Sözlükte “acımak, merhamet etmek, yufka yüreklilik, şefkat, lütuf” gibi anlamlara gelen rahmet, terim olarak “şefkat edip iyilikte bulunma, merhametle muamele etme” demektir. Allah’a izafe edildiğinde “O’nun insanlara ve bütün mahlûkata sonsuz merhameti ile muamele etmesi” mânâsına gelir.
Kur’ân-ı Kerîm’de “rhm” kökünden kelimeler fiil kalıbında 120’ye yakın âyette, doğrudan “rahmet” kelimesi ise 114 âyette geçmektedir. Bunların büyük çoğunluğunda rahmet Allah’a izafe edilmekte, bir kısmında da Tevrat’a, Kur’ân’a, Hz. Peygamber’e (asm) ve insanlara nispet edilmiştir. Şu âyette Allah’ın rahmetinin her şeyi kuşattığı ifade olunmaktadır: “…Rahmetim her şeyi kuşatmıştır. Onu bana karşı gelmekten sakınanlara, zekâtı verenlere ve âyetlerimize inananlara yazacağım.” (A’râf 9/156) Şu âyette de Allah’tan rahmetini talep etmemize değinilmektedir: “De ki Rabbim, bağışla, rahmet eyle! Sen merhamet edenlerin en hayırlısısın” (Mü’minûn 23/118). Şu âyette ise Kur’ân’ın rahmet olduğu ifade olunmaktadır: “Biz Kur’ân’dan mü’minler için şifa ve rahmet olacak şeyleri indiriyoruz.” (İsra 17/82) Şüphesiz âlemlere “rahmet” olarak gönderilen de Hz. Muhammed (asm) olup şu âyet onun çok merhametli olduğunu belirtmektedir: “…O (Peygamber) size çok düşkün, mü’minlere karşı da şefkatli ve merhametlidir.” (Tevbe 9/128)
Allah’ın “kelâm” sıfatından gelen Kur’ân-ı Kerîm, O’nun rahmet sahibi olduğunu dile getiren âyetlerle dolu olduğu gibi, “kudret” sıfatından gelen kâinat kitabı da O’nun sonsuz rahmet ve merhamet tecellileri ile doludur.
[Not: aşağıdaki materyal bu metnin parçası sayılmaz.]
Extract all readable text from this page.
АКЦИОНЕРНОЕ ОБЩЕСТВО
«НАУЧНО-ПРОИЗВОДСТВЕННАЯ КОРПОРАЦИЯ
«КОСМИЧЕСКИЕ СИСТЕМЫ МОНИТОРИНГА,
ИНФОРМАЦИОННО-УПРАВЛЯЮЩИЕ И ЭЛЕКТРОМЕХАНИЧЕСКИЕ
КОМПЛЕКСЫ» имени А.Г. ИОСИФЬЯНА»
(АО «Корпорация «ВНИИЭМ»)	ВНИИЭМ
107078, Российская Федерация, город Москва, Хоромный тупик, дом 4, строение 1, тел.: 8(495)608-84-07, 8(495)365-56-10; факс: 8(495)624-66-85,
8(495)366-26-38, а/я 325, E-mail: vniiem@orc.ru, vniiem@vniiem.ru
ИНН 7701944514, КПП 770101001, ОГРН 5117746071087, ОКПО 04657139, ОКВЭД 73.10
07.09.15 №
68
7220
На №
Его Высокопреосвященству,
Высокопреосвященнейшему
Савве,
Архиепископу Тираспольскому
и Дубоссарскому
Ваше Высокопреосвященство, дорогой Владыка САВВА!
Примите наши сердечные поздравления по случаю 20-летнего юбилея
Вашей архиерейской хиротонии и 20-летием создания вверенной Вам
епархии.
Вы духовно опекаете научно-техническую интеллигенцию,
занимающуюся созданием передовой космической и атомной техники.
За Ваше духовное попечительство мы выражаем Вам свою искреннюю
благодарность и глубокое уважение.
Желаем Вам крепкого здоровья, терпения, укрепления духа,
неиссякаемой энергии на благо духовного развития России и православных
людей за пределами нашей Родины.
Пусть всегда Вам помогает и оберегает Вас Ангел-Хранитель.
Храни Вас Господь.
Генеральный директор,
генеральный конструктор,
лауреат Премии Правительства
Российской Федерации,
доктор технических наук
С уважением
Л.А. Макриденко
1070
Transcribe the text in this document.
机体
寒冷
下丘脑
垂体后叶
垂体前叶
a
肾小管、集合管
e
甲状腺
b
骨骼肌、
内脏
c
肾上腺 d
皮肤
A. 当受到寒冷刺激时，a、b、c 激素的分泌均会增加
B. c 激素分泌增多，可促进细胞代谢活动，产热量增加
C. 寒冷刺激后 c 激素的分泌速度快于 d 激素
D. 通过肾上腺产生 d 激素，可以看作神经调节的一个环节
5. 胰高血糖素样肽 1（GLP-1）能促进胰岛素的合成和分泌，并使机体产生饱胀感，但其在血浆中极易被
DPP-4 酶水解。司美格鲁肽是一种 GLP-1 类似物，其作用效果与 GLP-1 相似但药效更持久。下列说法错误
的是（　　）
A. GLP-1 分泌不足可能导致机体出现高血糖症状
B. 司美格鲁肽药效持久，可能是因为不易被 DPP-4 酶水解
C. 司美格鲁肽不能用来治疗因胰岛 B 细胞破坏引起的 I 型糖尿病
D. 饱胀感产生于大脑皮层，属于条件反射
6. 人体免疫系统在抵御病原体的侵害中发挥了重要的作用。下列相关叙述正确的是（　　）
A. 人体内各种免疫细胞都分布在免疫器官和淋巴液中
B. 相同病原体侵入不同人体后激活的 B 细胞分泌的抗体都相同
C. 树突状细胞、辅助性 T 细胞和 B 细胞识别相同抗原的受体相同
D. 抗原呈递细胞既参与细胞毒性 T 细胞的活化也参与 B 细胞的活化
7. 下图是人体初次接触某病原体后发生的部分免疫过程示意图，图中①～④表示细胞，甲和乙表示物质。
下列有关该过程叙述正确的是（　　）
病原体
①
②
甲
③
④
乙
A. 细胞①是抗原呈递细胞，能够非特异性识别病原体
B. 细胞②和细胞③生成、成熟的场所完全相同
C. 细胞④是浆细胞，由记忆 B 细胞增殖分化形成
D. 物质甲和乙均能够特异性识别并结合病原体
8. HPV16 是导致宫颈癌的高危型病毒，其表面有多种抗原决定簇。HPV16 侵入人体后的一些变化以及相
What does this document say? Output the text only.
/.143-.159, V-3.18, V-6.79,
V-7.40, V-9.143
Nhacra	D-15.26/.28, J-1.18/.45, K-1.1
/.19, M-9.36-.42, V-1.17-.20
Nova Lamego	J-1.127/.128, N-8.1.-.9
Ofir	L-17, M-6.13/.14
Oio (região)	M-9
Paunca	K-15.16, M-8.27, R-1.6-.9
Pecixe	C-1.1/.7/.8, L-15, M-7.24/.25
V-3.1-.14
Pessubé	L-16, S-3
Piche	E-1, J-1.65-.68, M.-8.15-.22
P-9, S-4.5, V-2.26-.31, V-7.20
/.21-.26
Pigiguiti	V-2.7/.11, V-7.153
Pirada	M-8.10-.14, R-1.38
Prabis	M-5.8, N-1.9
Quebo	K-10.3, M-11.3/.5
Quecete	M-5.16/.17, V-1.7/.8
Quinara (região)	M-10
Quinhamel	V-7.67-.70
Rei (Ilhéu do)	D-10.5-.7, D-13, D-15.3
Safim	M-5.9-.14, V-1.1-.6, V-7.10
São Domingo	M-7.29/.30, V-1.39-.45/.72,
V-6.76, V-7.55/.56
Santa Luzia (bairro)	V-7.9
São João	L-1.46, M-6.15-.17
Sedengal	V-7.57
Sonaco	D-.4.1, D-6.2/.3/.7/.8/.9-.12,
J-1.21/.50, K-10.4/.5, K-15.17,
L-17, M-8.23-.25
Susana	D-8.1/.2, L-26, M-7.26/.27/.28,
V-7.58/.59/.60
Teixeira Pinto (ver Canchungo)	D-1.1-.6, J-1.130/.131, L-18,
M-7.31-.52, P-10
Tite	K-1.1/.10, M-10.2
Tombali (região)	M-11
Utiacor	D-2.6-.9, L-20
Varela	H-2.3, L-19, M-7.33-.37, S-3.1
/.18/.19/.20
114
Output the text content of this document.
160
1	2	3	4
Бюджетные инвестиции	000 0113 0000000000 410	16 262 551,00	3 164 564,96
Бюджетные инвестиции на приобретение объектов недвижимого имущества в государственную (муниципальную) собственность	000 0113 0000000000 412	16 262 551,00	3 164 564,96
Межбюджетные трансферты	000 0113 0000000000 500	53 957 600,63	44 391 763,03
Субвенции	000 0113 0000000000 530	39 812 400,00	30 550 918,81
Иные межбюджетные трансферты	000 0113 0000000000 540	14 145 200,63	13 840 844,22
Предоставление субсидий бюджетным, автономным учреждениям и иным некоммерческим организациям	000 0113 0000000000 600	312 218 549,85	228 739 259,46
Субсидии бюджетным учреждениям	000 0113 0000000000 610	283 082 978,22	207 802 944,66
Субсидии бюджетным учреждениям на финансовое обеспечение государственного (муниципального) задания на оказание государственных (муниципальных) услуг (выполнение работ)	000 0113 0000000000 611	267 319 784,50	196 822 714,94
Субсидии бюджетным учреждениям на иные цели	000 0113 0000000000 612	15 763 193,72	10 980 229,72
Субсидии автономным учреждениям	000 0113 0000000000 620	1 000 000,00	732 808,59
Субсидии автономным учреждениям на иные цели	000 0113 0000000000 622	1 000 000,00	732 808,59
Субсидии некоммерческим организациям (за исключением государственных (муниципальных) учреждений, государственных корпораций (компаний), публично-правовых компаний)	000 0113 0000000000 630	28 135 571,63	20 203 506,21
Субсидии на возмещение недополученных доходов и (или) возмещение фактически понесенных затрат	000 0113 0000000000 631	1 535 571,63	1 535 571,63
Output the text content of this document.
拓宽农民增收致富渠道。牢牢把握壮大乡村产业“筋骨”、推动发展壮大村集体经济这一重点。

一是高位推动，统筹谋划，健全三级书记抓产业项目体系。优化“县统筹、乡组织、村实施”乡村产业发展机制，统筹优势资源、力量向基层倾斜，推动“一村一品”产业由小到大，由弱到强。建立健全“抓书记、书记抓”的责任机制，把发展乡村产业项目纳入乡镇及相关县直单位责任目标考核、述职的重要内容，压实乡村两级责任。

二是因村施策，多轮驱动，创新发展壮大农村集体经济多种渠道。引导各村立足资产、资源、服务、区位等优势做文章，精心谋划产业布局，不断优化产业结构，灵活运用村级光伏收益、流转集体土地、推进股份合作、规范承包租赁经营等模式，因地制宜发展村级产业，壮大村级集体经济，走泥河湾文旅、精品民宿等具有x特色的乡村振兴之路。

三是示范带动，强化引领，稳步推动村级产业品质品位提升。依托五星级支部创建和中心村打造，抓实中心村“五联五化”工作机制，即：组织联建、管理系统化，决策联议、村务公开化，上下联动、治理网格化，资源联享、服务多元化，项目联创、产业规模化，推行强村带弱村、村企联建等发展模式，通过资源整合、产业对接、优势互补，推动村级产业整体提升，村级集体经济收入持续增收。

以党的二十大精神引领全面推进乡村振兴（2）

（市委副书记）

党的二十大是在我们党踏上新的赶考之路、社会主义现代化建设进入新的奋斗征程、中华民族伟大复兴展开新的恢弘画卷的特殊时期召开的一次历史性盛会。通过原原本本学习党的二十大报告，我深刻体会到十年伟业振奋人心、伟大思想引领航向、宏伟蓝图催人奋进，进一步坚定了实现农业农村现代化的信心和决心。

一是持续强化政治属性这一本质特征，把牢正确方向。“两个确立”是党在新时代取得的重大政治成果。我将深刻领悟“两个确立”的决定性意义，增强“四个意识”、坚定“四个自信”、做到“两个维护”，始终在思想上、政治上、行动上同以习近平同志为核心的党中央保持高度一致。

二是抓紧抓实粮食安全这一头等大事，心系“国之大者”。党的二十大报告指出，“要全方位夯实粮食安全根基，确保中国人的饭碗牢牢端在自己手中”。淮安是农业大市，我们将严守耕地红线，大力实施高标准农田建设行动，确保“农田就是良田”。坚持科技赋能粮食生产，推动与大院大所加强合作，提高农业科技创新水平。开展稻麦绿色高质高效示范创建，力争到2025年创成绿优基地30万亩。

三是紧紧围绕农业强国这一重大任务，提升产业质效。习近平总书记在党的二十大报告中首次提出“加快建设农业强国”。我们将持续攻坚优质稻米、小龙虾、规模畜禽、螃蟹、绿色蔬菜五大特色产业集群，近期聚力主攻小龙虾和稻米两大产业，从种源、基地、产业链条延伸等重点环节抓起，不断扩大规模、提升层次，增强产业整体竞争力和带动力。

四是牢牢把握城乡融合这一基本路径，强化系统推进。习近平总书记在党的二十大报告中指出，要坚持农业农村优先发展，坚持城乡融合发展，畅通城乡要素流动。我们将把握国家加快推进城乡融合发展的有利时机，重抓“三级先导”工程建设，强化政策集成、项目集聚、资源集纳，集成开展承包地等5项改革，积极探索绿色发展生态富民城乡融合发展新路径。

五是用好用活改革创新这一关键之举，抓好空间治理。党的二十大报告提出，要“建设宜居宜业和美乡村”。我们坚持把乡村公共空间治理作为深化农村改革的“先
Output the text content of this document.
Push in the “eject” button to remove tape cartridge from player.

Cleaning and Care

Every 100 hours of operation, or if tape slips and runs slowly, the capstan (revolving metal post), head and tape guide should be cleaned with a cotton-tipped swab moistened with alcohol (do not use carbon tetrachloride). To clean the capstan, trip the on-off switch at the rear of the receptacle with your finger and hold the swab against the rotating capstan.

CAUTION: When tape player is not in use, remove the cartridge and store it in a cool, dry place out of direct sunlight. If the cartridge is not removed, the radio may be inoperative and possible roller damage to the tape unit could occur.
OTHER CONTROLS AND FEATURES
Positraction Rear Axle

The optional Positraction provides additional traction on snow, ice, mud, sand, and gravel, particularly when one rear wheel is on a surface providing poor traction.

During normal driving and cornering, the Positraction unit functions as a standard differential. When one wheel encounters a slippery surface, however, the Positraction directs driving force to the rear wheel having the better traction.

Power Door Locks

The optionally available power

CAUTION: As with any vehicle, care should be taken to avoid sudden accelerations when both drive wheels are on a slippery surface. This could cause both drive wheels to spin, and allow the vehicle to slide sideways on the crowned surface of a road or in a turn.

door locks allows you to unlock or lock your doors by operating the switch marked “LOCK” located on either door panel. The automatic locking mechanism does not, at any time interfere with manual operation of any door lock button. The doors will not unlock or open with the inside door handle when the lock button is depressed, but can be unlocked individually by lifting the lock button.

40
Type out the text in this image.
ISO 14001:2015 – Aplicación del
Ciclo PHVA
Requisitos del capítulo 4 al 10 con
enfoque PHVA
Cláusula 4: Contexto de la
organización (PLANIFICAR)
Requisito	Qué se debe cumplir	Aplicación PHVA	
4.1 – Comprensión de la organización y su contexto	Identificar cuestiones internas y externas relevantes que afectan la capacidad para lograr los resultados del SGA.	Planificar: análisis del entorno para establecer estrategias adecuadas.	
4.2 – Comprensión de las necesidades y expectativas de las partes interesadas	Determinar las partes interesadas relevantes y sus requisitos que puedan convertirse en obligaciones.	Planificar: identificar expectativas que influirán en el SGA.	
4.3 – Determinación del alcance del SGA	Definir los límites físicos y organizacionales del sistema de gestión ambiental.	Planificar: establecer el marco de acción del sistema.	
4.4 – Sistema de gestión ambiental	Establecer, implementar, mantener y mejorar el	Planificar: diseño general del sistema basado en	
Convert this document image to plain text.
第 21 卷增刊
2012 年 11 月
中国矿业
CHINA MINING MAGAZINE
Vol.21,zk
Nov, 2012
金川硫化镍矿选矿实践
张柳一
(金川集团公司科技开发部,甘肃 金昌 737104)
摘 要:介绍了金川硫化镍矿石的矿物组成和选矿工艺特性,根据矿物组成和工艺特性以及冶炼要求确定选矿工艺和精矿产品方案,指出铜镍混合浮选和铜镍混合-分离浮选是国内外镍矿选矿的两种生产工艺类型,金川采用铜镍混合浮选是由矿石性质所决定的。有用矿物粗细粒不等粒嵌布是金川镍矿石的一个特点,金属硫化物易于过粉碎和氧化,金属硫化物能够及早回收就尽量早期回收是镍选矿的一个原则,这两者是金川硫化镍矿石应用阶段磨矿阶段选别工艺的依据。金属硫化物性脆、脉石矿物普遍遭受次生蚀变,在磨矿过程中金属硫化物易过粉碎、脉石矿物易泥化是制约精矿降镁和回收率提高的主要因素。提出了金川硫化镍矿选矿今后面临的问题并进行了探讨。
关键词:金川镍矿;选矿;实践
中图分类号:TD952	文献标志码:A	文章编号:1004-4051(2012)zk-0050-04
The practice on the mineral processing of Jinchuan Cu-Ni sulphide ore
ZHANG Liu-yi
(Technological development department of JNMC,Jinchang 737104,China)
Üstad Bediüzzaman Said Nursî’nin ifade ettiği üzere, “Şu hadsiz kâinatı şenlendiren bilmüşahade rahmettir; bu karanlıklı mevcudatı ışıklandıran bilbedahe yine rahmettir; ve bu hadsiz ihtiyacât içinde yuvarlanan mahlûkatı terbiye eden bilbedahe yine rahmettir…” (Lem’alar, 14. Lem’a, s. 108)
Rabbimiz, sonsuz rahmetine mazhar kılarak hepimize dünyada huzur içinde yaşamayı, ahirette de ebedî saadete nail olmayı ihsan etsin. Amin.